Oct. 29, 2009
Khaled Abu Toameh
Heads of the Waqf Department have quietly expressed their satisfaction with the Israeli authorities' recent measures against Sheikh Raed Salah, leader of the northern branch of the Islamic Movement in Israel, and top Fatah operative Hatem Abdel Qader, a senior official with the Ministry for Internal Security said on Thursday.
Salah and Abdel Qader have each been arrested by the Jerusalem Police for their role in instigating the latest wave of violent protests at the Temple Mount.
The two have also been banned by the Jerusalem Magistrate's Court from entering the Old City of Jerusalem for different periods of time.
The official praised the heads of the Waqf Department for their role in "calming the situation" and preventing a further deterioration.

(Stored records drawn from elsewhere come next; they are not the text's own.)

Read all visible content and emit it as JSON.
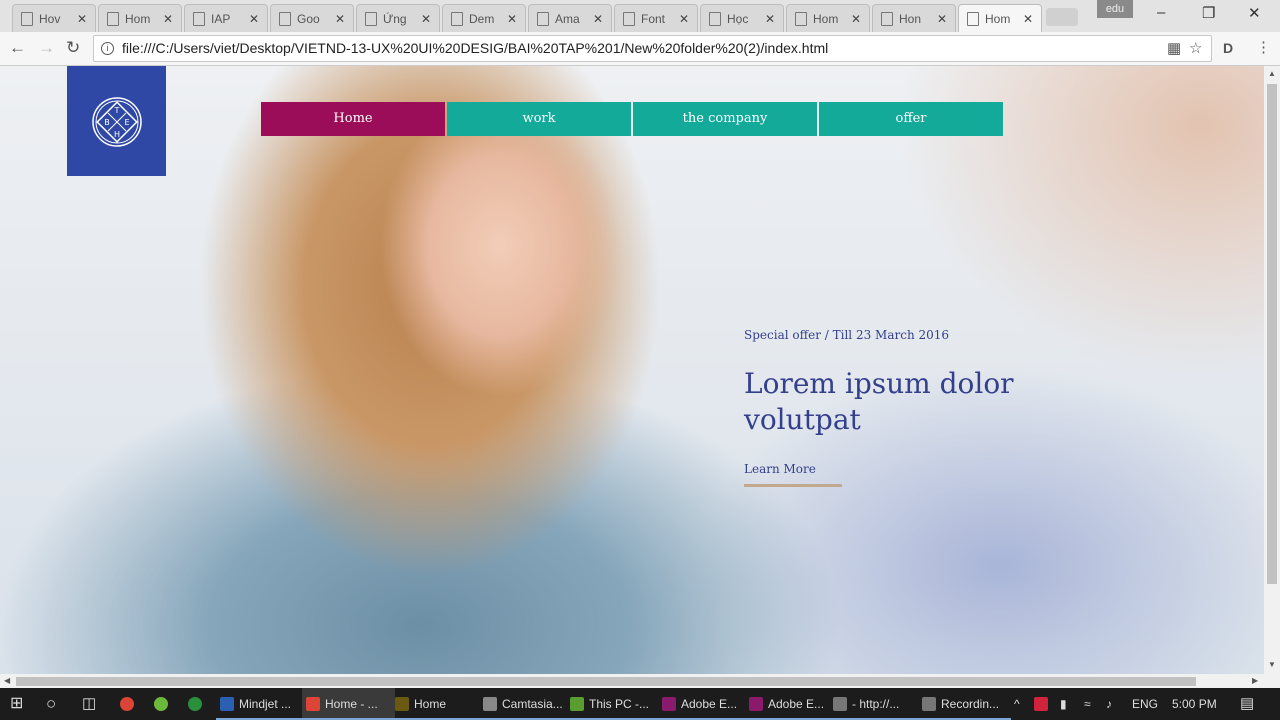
{
  "browser": {
    "tabs": [
      {
        "label": "Hov"
      },
      {
        "label": "Hom"
      },
      {
        "label": "IAP"
      },
      {
        "label": "Goo"
      },
      {
        "label": "Ứng"
      },
      {
        "label": "Dem"
      },
      {
        "label": "Ama"
      },
      {
        "label": "Font"
      },
      {
        "label": "Học"
      },
      {
        "label": "Hom"
      },
      {
        "label": "Hon"
      },
      {
        "label": "Hom",
        "active": true
      }
    ],
    "profile_label": "edu",
    "url": "file:///C:/Users/viet/Desktop/VIETND-13-UX%20UI%20DESIG/BAI%20TAP%201/New%20folder%20(2)/index.html"
  },
  "page": {
    "logo_letters": [
      "T",
      "B",
      "E",
      "H"
    ],
    "nav": [
      {
        "label": "Home",
        "active": true
      },
      {
        "label": "work"
      },
      {
        "label": "the company"
      },
      {
        "label": "offer"
      }
    ],
    "hero": {
      "kicker": "Special offer / Till 23 March 2016",
      "title": "Lorem ipsum dolor volutpat",
      "cta": "Learn More"
    },
    "colors": {
      "logo_bg": "#2f48a6",
      "nav_active": "#9b0d59",
      "nav": "#14aa9a",
      "text": "#34408c",
      "underline": "#c2a98e"
    }
  },
  "taskbar": {
    "apps": [
      {
        "label": "Mindjet ..."
      },
      {
        "label": "Home - ...",
        "active": true
      },
      {
        "label": "Home"
      },
      {
        "label": "Camtasia..."
      },
      {
        "label": "This PC -..."
      },
      {
        "label": "Adobe E..."
      },
      {
        "label": "Adobe E..."
      },
      {
        "label": "- http://..."
      },
      {
        "label": "Recordin..."
      }
    ],
    "language": "ENG",
    "time": "5:00 PM"
  }
}
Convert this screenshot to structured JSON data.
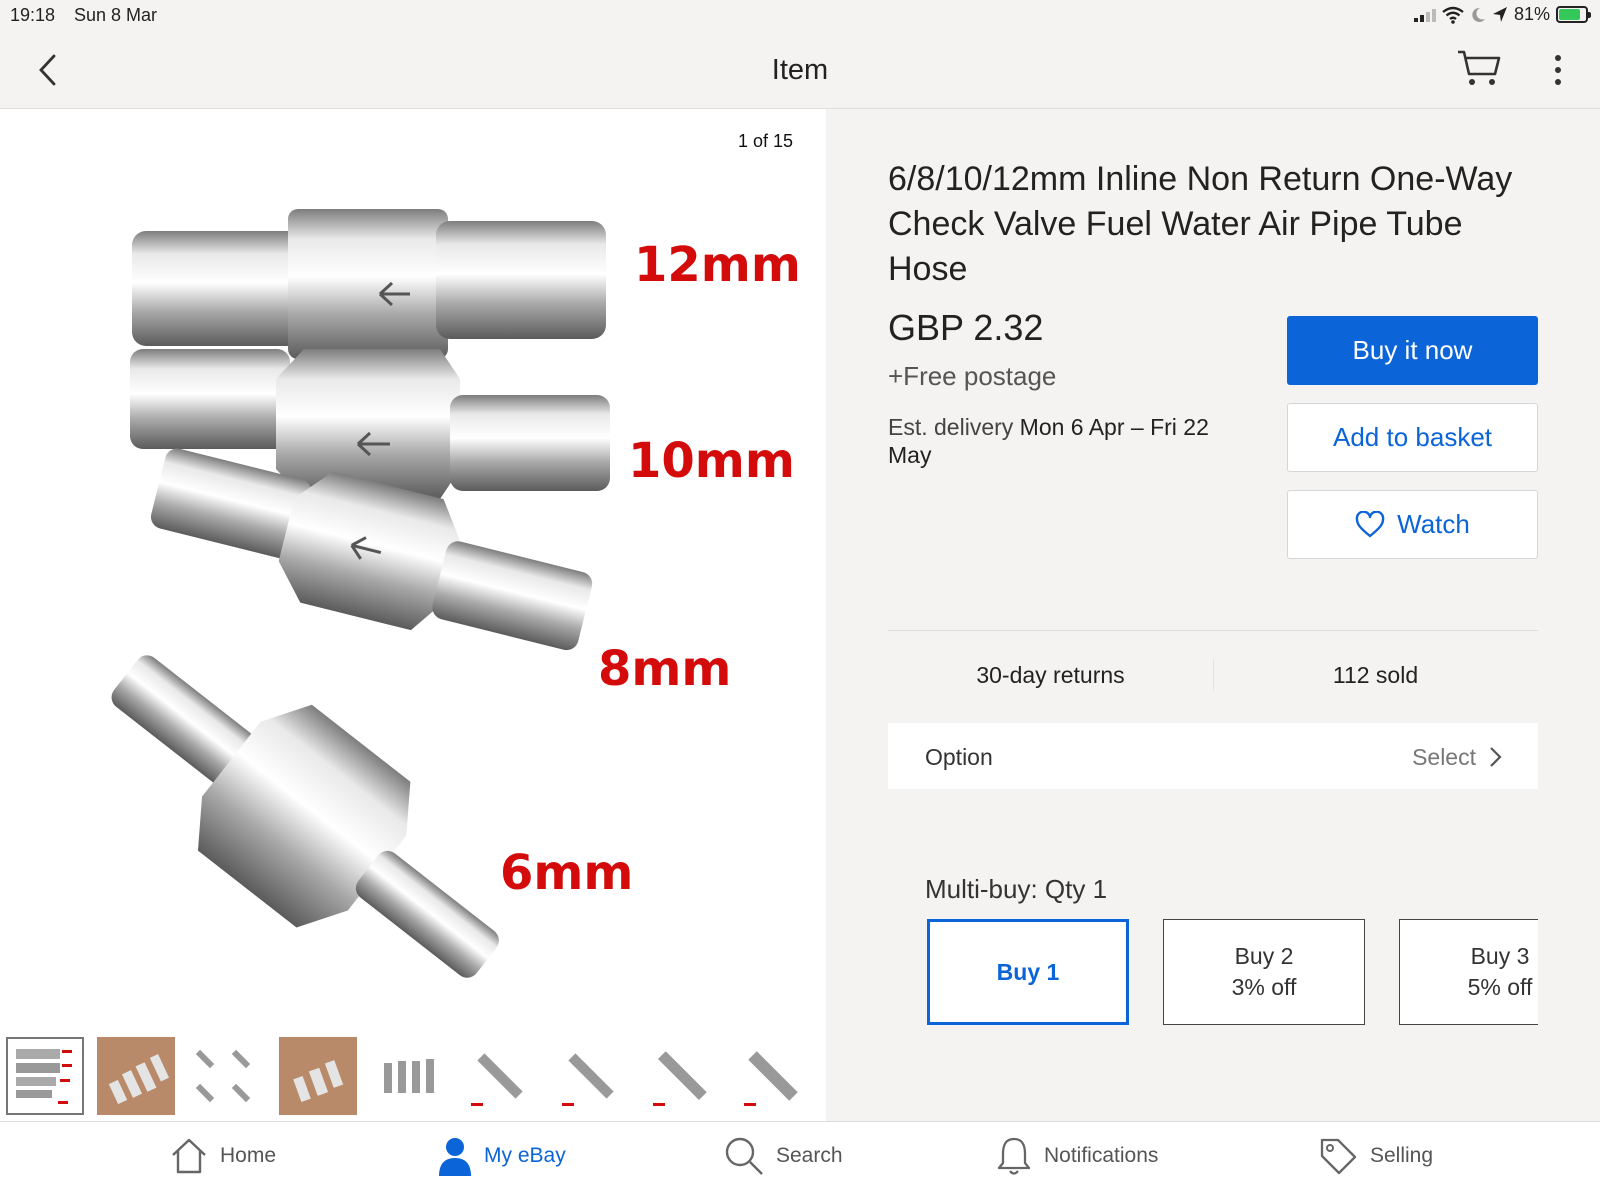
{
  "status_bar": {
    "time": "19:18",
    "date": "Sun 8 Mar",
    "battery": "81%"
  },
  "header": {
    "title": "Item"
  },
  "gallery": {
    "counter": "1 of 15",
    "size_labels": [
      "12mm",
      "10mm",
      "8mm",
      "6mm"
    ]
  },
  "item": {
    "title": "6/8/10/12mm Inline Non Return One-Way Check Valve Fuel Water Air Pipe Tube Hose",
    "price": "GBP 2.32",
    "postage": "+Free postage",
    "delivery_label": "Est. delivery",
    "delivery_value": "Mon 6 Apr – Fri 22 May",
    "returns": "30-day returns",
    "sold": "112 sold"
  },
  "actions": {
    "buy_now": "Buy it now",
    "add_basket": "Add to basket",
    "watch": "Watch"
  },
  "option": {
    "label": "Option",
    "value": "Select"
  },
  "multibuy": {
    "label": "Multi-buy: Qty 1",
    "options": [
      {
        "title": "Buy 1",
        "discount": ""
      },
      {
        "title": "Buy 2",
        "discount": "3% off"
      },
      {
        "title": "Buy 3",
        "discount": "5% off"
      }
    ]
  },
  "nav": {
    "home": "Home",
    "myebay": "My eBay",
    "search": "Search",
    "notifications": "Notifications",
    "selling": "Selling"
  },
  "colors": {
    "accent": "#0b64d8",
    "label_red": "#d40b0b"
  }
}
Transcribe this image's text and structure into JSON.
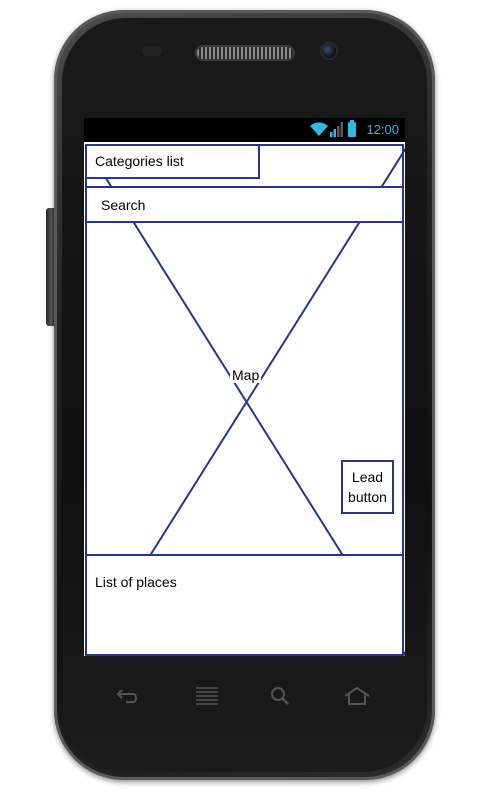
{
  "status_bar": {
    "time": "12:00"
  },
  "wireframe": {
    "categories_label": "Categories list",
    "search_label": "Search",
    "map_label": "Map",
    "lead_button_line1": "Lead",
    "lead_button_line2": "button",
    "places_label": "List of places"
  },
  "icons": {
    "wifi": "wifi-icon",
    "signal": "signal-icon",
    "battery": "battery-icon",
    "back": "back-icon",
    "menu": "menu-icon",
    "search": "search-icon",
    "home": "home-icon"
  },
  "colors": {
    "wireframe_border": "#27358f",
    "status_accent": "#33b5e5"
  }
}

Noting that the Waqf Department, which reports to the Jordanian Government, had refrained from joining the "wild campaign of incitement" against Israel in recent weeks, the official told The Jerusalem Post that the heads of the department were "very pleased" that Salah and Abdel Qader have been banned from entering the Temple Mount.
"The directors of the Waqf Department in Jerusalem did not like the fact that Sheikh Salah and Abdel Qader were meddling in the affairs of the Temple Mount," the official said. "Some of the people at the Waqf even advised us to take certain measures to keep the followers of the two men away from the holy site."
The official would not say whether the Waqf heads were acting on instructions from their superiors in the Jordanian Government.
However, he pointed out that the Jordanian authorities have also expressed dissatisfaction with the activities of Salah and Abdel Qader and their followers on the Temple Mount.
The official said that the Jerusalem police and the Waqf Department have for years maintained a "constructive, frank and positive dialogue" to ensure that the status quo on the Temple Mount was preserved.
"We have a common interest with the Waqf Department," the security official continued. Both of us are aware of the dangers coming from Fatah and the Islamic Movement."
He added that in recent weeks Waqf officials told Israeli police officers in private that they were worried by the increased activities of Fatah and Sheikh Raed Salah's followers on the Temple Mount.
"Most of the young men who had barricaded themselves inside the Aqsa Mosque during the recent events belonged to the northern branch of the Islamic Movement or Fatah," the Israeli official disclosed.
"The cooperation of the Waqf Department with the Israeli authorities prevented a serious deterioration and bloodshed," the official said.
"The problem is that there are certain things the Waqf managers can't say in public; that's why they tell us what they really feel only behind closed doors. And the truth is that the Waqf doesn't want troublemakers like Salah and Abdel Qader on the Temple Mount."